La traversée

juillet 9, 2020

J’ai vingt ans. 

Arrivé dans une ville étrangère où le soutien fait défaut, je n’ai pour ressource que ce que la rue me tend de sa main froide. 

J’y traîne mon corps de fil de fer d’une nuit à l’autre. 

Refusant le sommeil, j’apprécie ses vertiges comme si, en moi, se laissaient tomber les étoiles. Sous la lumière fauve des lampes parsemant le plafond, je danse pour oublier le vide.

Il m’aborde par la droite.

C’est la musique qui me tient debout face à lui quand il me demande mon âge, ce que je fais, d’où je viens. Il tient d’un drôle de songe, le regard aussi vif qu’un chat, deux yeux clairs parcourant le monde en tout sens.

Dès le lendemain je pénètre dans l’espace clinique qui compose son bureau. 

Tout est propre, blanc. La somme de toutes les chambres par lesquelles je suis passé ces dernières années ne couvrirait pas la surface de l’endroit où je suis. 

La lumière y est tellement présente qu’elle semble sortir des murs.

Je suis ébloui, et me sens nu.

Au mur, des horloges identiques donnent l’heure de villes aussi lointaines qu’imaginaires. 

Tokyo. Londres. New York. Paris. Paris qui semble être dans le ciel lorsque je la traverse d’une gare à l’autre. Paris qui ne veut jamais s’arrêter autour de moi, que je ne connais que du bout des lèvres. 

Son passé de bohème dont je n’embrasse que les fantômes. 

Moi, même ici je ne sais pas quelle heure il est.

Il fait tourner mon corps devant la fenêtre, et m’expose que ces horloges donneront peut-être l’heure de mon avenir. Ici, Londres est un demain possible. Paris chuchote mon nom, juste derrière la porte.

Je reçois le billet dans les jours qui viennent. 

Je n’ai encore jamais pris l’avion. 

Voir ces tonnes de fer s’arracher du sol à grand coup de turbine m’angoisse, je ferme les yeux.

Arrivé dans l’agitation des coulisses, je me laisse frictionner les mains, rougies d’un peu de crispation. 

Les crèmes s’appliquent sur les peaux tendues de jeunesse. 

Comme c’est étrange, un monde où tout le monde est beau, presque nu. 

J’ai l’impression de n’être composé que d’eau, aussi diaphane que l’air autour, traversé de toute lumière. Mais cette douceur m’enveloppe.

C’est dans un océan de chaleur que je passe la tête. 

Mille bouches, autant de mailles reliées entre elles m’embrassent les flancs, empêchent les regards de percer.

Les pieds solidement arrimés au sol par les bottes, je marche avec elles sur une Terre différente. Rien n’a changé, mais tout a changé. 

J’ai l’armure qu’il faut pour affronter l’arène, le vêtement rituel qui fait de moi un prince.

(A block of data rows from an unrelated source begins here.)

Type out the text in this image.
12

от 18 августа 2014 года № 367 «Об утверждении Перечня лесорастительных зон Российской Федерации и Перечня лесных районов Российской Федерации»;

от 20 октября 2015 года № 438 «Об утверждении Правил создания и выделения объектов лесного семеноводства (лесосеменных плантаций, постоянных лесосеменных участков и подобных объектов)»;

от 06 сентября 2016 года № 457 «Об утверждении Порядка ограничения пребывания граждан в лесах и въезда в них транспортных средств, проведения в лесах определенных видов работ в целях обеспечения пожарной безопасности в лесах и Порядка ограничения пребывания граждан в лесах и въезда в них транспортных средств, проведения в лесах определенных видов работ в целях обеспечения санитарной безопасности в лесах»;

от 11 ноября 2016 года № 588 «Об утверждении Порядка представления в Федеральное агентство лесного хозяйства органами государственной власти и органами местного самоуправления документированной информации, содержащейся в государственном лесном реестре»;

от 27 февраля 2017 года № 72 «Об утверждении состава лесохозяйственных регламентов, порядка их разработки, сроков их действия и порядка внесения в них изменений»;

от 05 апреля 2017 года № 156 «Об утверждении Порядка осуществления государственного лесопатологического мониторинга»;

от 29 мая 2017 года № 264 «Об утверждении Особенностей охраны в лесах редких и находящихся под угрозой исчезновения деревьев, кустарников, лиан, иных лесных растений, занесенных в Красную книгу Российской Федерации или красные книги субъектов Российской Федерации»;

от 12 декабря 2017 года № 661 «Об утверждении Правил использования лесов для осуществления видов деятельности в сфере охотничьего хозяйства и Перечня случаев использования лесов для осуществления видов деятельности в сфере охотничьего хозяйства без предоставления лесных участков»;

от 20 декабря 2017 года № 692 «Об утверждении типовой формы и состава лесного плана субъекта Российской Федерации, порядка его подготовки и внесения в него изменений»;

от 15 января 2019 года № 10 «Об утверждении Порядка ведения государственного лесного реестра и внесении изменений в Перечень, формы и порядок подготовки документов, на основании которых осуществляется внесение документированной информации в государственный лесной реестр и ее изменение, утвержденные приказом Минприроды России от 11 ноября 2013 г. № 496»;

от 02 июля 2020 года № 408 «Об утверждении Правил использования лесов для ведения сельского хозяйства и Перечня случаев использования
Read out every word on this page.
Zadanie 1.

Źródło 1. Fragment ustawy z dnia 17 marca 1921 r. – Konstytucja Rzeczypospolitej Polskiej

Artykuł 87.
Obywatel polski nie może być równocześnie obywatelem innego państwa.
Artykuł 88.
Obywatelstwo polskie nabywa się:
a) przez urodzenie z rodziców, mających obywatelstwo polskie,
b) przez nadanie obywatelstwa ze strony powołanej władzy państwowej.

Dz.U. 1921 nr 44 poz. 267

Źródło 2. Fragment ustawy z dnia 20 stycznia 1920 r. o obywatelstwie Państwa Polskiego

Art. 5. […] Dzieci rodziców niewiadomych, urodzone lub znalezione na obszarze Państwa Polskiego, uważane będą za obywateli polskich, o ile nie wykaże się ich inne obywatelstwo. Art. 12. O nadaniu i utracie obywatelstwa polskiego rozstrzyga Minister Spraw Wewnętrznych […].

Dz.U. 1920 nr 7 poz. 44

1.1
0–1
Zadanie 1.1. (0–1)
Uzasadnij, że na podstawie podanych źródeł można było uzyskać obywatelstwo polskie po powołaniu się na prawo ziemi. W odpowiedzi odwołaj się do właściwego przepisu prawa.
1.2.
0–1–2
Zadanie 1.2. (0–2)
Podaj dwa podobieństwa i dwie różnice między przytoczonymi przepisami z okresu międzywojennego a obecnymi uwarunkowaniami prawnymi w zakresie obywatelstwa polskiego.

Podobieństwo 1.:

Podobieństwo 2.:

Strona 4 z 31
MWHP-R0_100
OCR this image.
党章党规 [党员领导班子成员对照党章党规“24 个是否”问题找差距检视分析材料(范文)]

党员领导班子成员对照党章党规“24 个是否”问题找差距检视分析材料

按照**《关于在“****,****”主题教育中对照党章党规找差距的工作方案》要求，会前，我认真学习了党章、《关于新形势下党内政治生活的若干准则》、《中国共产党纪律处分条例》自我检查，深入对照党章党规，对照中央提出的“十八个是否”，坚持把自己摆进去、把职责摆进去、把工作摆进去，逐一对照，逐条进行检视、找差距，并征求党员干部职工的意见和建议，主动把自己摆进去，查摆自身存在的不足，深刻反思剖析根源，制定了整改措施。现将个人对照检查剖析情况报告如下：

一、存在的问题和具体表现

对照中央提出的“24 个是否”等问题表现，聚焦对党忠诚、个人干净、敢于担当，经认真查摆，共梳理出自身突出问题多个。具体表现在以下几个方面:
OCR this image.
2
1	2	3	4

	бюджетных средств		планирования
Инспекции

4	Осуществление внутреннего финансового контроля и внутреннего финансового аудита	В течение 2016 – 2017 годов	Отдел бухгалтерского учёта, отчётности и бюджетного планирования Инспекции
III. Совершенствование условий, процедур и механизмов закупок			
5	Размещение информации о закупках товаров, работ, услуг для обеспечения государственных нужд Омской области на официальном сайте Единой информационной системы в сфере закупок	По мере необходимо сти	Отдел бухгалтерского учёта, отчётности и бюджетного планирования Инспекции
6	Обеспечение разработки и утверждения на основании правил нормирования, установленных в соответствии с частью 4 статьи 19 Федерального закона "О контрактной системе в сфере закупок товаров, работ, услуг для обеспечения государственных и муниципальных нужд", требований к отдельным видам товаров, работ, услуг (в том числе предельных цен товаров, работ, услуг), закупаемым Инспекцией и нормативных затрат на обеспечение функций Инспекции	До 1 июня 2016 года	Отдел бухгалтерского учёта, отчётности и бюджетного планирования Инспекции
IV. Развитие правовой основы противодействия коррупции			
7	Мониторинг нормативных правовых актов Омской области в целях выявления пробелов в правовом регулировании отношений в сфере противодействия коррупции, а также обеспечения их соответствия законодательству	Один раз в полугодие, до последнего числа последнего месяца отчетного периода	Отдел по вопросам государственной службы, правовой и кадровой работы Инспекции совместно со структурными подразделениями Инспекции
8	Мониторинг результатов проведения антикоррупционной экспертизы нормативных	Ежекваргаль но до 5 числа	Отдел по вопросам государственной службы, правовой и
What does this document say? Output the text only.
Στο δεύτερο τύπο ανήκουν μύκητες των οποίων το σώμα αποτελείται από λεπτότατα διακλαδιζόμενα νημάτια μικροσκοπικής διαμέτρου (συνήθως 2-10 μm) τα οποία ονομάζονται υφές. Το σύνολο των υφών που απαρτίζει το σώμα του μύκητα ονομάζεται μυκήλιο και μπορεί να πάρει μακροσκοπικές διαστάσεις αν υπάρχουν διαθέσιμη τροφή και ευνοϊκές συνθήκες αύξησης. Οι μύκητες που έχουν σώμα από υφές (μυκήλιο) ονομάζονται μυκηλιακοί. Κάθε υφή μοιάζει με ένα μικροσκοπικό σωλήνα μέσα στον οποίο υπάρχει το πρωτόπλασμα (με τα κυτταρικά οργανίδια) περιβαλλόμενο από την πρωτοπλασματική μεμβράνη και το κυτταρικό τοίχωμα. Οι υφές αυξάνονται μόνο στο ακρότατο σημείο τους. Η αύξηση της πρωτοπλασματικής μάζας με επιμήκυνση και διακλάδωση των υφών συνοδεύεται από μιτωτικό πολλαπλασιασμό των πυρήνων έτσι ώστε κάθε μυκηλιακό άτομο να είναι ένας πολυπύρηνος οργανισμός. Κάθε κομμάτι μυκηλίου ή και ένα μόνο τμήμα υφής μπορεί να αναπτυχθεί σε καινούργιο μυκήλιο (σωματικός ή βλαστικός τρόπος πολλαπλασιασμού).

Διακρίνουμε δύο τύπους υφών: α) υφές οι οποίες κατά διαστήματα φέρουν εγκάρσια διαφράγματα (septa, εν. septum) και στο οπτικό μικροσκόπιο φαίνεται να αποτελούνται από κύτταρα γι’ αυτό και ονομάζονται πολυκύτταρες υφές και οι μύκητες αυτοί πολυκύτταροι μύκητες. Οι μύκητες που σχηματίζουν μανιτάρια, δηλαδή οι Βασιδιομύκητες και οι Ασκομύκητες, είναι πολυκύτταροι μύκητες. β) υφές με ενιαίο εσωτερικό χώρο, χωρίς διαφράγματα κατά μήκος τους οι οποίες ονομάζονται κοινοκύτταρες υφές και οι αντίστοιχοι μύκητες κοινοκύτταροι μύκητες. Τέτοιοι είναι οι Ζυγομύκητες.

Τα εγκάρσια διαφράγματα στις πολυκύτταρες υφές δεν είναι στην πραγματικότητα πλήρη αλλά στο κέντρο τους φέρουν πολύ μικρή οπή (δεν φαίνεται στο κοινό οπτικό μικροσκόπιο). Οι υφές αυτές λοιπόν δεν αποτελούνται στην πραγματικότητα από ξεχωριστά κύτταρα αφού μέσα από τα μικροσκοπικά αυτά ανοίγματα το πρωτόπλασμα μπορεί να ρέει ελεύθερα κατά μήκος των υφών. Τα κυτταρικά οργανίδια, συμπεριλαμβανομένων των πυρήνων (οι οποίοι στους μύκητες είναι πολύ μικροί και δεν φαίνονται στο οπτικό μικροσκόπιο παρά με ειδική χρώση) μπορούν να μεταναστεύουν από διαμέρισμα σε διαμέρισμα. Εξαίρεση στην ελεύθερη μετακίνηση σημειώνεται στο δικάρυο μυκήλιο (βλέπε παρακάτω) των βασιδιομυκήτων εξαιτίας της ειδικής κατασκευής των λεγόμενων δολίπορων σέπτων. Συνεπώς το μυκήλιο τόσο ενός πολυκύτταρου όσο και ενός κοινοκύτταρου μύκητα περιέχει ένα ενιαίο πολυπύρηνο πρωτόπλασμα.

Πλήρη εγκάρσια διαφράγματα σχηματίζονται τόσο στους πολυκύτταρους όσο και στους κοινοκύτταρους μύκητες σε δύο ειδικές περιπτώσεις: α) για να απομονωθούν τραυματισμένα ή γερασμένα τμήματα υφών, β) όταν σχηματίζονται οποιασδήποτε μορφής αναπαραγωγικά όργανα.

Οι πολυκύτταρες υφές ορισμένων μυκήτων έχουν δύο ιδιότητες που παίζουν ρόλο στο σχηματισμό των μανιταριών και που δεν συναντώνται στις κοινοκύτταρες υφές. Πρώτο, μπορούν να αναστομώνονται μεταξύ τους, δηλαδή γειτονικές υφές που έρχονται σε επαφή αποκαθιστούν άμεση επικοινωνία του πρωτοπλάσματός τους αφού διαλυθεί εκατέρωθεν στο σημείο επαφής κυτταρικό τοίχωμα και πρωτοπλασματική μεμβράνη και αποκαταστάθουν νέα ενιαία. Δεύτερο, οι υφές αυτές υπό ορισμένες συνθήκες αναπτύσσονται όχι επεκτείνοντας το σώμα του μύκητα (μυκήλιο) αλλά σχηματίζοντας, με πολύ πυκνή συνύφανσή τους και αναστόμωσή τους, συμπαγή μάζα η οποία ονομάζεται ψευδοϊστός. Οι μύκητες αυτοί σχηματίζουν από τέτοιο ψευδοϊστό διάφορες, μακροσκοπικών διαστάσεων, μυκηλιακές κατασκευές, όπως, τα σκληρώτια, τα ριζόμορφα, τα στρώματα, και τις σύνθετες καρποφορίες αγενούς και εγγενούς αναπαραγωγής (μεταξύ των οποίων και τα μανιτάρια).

Choisi dans la foule parmi les autres, mon nom ne compte pourtant pas. 

Anonyme, je le suis toujours. Mais je représente autre chose. J’incarne.

Ils m’ont orné de tant de jours. 

Je porte sur moi des heures de finesse, des nuits de précision. 

Je porte une histoire qui n’est pas la mienne, et m’efface dessous la légende. 

Je disparais lorsque tout le monde me voit. Je suis ce que je porte.

Je suis les bottes, la maille et le manteau.

Je n’ai pas d’épée, aucun dragon à combattre, juste la place à traverser de part en part.

J’avance au rythme d’un cœur qui bat fort, je maintiens la distance indispensable au sacre. Je tourne, et disparait.

Dans les coulisses, dévêtu de l’apparat des anges, je marche maintenant vers la fin du mirage.

J’ai laissé la magie au vestiaire. 

Retrouvé la fatigue de fibres trop usées, trimballées avec moi de jour en jour, le long de mon existence abîmée par la route.

Mais je sens encore le poids des choses, j’entends encore le son de mes pas sur la glace.

J’avance avec, partout autour de moi, l’aura d’une enveloppe fabuleuse, à jamais disparue.